Given all that, some utilities across the U.S. are backtracking on their plans to go green.
Government incentives, including the Inflation Reduction Act, have spurred a new round of investments in renewable energy and battery projects. The tax credits included in that law, the biggest ever federal investment to combat climate change, have helped create hundreds of thousands of new jobs and spark a domestic manufacturing boom.
But even with those gains, it remains difficult to get big new clean power plants online, in large measure because the U.S. grid is antiquated and underdeveloped.
While there is no doubt that the global population is soaring, energy use is spiking, and fossil fuels are sticking around, some energy analysts still predict a potentially bright future.
“Forecasts show continued emissions that are not necessarily consistent with climate goals,” said Mark Dyson, managing director at RMI, a nonprofit group that works with companies to reduce their emissions. “But forecasts change.”
Dyson, who studies long-term energy demand, said that for decades, officials have overestimated energy demand and underestimated the growth of renewables and gains in efficiency.
Indeed, in the projections for soaring electricity demand, Dyson sees signs of progress.
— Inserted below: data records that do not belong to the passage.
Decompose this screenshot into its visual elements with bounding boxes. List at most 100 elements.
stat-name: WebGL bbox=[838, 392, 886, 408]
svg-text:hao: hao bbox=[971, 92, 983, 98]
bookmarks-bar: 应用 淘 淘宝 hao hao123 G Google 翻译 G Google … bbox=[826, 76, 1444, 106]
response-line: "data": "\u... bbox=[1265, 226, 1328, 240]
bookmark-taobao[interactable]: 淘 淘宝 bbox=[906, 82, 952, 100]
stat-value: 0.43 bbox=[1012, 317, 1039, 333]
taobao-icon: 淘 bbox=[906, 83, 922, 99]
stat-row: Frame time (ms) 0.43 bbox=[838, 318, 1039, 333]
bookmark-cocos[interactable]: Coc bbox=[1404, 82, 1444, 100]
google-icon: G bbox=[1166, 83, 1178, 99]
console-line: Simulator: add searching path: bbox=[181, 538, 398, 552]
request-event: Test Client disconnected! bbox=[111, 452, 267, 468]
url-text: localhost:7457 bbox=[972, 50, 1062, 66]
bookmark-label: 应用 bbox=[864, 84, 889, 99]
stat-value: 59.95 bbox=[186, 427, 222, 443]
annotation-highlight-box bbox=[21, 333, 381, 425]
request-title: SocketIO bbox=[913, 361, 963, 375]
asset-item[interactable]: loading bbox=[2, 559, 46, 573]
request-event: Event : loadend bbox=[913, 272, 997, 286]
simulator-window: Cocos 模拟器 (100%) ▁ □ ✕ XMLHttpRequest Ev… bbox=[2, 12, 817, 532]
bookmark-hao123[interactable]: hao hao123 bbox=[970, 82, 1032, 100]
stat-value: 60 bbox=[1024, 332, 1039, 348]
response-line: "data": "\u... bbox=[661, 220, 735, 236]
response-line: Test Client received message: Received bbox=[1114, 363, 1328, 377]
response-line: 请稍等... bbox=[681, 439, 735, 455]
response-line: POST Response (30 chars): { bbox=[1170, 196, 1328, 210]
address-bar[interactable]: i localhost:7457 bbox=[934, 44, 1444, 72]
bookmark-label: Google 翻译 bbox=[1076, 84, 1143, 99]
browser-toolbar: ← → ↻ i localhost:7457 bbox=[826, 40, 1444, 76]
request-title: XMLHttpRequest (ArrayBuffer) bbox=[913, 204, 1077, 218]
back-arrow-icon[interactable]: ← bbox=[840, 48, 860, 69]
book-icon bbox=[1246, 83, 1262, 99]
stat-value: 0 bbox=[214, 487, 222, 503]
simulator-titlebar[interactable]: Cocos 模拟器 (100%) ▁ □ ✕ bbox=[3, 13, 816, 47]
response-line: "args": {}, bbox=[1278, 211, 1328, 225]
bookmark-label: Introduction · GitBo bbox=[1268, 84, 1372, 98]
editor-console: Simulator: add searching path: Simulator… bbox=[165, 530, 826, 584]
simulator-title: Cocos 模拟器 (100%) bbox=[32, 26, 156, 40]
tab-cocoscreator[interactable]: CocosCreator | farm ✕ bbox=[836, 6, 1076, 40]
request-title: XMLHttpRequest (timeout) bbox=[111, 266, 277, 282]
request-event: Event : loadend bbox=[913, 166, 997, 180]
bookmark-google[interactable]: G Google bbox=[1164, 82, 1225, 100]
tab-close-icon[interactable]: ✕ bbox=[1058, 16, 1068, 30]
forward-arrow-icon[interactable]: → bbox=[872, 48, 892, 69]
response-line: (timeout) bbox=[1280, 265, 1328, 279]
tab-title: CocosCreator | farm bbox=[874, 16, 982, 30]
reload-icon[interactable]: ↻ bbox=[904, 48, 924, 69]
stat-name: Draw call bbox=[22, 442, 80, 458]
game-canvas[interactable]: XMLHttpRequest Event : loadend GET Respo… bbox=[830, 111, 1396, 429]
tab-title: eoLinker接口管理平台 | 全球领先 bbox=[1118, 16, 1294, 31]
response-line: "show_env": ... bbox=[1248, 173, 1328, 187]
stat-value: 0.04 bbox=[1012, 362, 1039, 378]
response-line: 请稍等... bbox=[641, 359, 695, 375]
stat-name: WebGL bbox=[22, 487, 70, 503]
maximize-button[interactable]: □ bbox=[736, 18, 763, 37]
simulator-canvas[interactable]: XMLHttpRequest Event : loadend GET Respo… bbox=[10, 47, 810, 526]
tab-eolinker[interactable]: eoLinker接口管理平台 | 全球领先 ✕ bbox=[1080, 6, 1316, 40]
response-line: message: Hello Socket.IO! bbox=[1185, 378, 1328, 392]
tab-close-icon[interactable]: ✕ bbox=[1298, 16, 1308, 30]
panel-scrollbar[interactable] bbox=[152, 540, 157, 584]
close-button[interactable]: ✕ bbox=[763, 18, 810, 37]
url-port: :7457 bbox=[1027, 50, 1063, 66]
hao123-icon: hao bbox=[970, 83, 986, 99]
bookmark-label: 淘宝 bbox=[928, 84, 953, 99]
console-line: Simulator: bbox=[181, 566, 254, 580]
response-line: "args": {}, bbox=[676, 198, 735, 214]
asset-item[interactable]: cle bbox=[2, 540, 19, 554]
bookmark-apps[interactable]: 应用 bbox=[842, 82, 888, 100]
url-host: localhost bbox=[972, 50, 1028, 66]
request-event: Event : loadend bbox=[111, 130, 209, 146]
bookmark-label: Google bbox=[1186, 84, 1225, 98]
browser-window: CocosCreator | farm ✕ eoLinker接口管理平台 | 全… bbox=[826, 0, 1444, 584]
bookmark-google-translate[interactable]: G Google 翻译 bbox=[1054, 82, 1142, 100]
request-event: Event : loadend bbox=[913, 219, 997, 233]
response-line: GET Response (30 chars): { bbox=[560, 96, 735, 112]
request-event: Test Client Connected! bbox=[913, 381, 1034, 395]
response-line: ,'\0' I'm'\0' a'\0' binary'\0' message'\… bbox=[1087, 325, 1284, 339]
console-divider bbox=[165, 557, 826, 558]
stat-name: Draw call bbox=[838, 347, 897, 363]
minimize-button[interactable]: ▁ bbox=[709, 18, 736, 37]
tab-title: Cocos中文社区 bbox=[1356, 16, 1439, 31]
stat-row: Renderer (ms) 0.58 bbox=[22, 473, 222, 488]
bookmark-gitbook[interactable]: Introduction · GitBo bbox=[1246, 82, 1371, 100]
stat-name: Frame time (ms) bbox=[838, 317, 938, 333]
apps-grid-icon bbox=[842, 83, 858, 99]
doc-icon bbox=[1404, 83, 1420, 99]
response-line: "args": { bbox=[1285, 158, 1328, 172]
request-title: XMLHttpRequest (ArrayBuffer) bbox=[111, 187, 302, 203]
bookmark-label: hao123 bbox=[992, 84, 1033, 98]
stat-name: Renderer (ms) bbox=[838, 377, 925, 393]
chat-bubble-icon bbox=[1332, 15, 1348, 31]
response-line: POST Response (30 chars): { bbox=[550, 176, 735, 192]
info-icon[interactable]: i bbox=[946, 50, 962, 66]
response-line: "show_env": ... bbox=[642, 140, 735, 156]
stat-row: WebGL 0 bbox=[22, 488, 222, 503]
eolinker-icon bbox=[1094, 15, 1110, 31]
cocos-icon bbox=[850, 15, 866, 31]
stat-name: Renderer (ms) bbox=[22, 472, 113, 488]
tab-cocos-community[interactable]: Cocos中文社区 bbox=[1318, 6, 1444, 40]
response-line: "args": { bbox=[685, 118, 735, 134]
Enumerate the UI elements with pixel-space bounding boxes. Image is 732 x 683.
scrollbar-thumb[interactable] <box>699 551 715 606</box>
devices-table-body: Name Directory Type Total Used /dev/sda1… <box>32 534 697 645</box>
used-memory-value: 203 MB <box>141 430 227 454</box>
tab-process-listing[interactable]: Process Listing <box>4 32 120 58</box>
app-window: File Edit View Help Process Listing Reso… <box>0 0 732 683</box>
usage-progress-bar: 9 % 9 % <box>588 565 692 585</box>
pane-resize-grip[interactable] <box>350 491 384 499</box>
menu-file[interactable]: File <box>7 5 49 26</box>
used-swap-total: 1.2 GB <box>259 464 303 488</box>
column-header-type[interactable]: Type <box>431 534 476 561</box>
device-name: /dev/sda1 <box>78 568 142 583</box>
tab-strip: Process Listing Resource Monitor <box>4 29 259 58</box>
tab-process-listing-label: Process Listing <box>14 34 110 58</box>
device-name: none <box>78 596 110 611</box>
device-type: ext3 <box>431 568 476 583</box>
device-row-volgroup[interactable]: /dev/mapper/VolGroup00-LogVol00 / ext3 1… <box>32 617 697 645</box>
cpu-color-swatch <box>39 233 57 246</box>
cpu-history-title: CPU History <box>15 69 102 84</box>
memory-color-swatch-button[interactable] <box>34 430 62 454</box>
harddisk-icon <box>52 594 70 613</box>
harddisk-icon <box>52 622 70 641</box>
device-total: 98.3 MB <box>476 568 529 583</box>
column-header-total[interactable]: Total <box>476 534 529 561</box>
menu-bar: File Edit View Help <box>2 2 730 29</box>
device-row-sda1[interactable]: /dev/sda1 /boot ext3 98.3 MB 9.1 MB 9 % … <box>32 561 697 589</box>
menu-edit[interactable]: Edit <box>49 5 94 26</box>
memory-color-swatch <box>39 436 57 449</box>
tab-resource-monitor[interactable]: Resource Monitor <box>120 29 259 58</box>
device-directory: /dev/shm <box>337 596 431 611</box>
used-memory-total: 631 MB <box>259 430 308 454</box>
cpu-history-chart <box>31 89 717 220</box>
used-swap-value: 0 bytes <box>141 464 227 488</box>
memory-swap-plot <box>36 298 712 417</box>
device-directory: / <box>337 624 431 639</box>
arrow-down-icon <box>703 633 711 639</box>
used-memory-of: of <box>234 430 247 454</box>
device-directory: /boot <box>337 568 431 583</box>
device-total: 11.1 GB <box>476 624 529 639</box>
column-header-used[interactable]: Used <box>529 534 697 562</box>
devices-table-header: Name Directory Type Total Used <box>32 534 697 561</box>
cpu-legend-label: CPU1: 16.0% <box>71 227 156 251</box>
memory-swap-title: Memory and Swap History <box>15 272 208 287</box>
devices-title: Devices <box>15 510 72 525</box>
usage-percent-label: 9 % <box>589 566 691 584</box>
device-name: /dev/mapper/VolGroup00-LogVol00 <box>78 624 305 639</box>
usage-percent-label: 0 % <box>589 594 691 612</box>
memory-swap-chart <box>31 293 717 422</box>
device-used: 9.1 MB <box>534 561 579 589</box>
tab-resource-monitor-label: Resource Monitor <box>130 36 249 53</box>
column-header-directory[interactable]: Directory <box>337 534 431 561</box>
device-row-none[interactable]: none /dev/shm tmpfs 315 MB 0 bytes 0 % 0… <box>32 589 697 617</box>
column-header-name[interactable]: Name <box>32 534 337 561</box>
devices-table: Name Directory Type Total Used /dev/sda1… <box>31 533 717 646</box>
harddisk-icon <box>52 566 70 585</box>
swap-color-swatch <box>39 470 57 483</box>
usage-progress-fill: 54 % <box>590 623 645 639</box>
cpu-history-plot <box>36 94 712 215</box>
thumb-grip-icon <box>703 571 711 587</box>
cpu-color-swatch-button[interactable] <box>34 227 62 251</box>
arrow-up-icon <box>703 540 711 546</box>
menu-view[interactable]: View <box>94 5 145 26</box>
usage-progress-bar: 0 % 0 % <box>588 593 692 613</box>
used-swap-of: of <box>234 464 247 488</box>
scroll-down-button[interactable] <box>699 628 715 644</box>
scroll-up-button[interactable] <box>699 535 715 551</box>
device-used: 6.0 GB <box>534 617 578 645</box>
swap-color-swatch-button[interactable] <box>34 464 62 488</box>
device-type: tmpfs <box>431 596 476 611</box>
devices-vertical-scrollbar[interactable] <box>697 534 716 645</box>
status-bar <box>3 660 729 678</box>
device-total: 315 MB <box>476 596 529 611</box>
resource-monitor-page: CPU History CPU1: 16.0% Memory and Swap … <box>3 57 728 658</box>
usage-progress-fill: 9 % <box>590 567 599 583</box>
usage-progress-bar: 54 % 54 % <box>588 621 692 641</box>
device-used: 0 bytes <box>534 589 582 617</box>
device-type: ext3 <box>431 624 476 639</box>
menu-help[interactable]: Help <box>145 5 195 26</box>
That’s exactly what’s to be expected as electric vehicles replace gasoline-powered cars and electric heating replaces oil and gas heating. And with the Federal Reserve cutting interest rates, the cost of capital should fall, making some clean energy projects more affordable.
Data centers, while energy hogs, are getting more efficient, as are electric vehicles, new buildings and many other electrified staples of modern life. A flurry of innovation is underway that could soon provide new, affordable ways to reduce emissions, produce energy and power society.
Moving forward may well mean advances in the deployment of clean power. It may even mean breakthroughs in new forms of power.
But as the catastrophic effects of climate change continue to mount, human ingenuity will have to do much more than get better at delivering energy. It will also have to help humans adapt to life on a hotter planet.